Escolhido não era a palavra mais correta a se dizer, afinal, a profecia decidiu escolher outro tipo de construção: "Filho do Destino". Eu não poderia ser filho dele, eu sabia quem eram meus pais e que eles tinham me criado pela vida toda, pais são aqueles que dão amor e carinho, proteção e defesa, não aqueles que te colocam em perigos intermináveis com armadilhas em cada canto que você pisa de um terreno e seco e destruído pela ambição deles.

Assim como o inferno em nossas vidas, o pouso até o telhado íngreme do lugar quase nos fez escorregar e cairmos em uma vala que não havia antes.

—Por que aqui há esse buraco?

—Com o retorno de Nýchta e Efiáltis, o Campo dos Traidores começou a se expandir progressivamente. Isso levará a degradação do mundo, ato que Destino não previu.

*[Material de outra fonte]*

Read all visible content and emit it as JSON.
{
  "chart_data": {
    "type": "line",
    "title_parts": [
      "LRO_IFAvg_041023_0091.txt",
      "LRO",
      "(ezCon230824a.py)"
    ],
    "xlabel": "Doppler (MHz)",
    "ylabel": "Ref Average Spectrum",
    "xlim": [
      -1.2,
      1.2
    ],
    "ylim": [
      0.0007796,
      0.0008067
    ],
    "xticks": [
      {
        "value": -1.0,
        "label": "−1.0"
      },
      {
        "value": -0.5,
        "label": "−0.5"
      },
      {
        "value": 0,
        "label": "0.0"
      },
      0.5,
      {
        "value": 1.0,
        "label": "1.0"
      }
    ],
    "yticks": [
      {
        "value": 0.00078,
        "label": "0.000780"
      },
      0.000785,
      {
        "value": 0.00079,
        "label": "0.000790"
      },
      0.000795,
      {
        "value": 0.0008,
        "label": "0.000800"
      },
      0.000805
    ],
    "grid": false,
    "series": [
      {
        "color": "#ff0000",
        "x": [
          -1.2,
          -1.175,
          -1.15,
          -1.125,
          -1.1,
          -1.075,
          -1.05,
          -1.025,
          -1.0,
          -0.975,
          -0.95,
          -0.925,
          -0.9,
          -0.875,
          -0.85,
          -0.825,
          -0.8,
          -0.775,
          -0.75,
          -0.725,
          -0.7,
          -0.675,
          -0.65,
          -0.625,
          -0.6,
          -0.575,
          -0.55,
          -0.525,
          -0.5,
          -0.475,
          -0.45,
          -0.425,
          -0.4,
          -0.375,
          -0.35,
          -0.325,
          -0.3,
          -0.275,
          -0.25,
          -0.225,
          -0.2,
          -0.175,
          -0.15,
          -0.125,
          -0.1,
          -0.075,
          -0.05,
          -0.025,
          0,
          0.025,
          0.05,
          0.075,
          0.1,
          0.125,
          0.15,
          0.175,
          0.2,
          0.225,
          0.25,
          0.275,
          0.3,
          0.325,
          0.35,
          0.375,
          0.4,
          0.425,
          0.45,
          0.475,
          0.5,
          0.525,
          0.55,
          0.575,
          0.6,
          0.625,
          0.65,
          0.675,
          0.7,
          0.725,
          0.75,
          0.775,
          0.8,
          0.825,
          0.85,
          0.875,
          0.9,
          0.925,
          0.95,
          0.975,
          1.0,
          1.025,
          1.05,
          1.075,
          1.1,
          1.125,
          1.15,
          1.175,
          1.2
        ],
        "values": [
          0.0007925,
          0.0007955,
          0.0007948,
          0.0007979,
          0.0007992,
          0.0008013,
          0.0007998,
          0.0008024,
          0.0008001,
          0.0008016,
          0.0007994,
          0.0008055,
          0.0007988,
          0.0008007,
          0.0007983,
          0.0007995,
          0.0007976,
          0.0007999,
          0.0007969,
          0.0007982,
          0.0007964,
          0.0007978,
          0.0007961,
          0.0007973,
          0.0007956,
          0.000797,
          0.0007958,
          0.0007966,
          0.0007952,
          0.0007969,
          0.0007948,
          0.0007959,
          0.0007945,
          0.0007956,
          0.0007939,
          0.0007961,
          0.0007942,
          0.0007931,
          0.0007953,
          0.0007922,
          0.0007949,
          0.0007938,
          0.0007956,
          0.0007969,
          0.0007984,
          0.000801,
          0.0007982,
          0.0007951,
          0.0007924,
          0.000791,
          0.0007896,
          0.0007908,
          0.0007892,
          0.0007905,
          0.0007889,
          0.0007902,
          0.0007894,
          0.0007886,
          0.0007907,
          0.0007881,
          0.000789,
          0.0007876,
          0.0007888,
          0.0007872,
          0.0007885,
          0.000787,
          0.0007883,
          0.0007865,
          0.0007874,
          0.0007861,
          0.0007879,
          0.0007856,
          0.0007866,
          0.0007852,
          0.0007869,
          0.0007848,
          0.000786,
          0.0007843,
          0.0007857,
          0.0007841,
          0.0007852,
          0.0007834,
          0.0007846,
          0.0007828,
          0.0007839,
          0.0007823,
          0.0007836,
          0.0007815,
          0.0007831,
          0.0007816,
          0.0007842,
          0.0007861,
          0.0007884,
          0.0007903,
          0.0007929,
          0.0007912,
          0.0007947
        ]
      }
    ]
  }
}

—Ele sabia que os pais estavam presos naquele Túmulo, não sabia? – A enorme águia não responde e fez um movimento com as asas, que seria o seu "dar de ombros" e indicar um "não sei" como resposta.

—Ele pode saber onde enterrou os pais, mas foi sensato que os Mestres os retiraram de lá e os devolveram ao palácio.

—Aquilo tudo era um palácio?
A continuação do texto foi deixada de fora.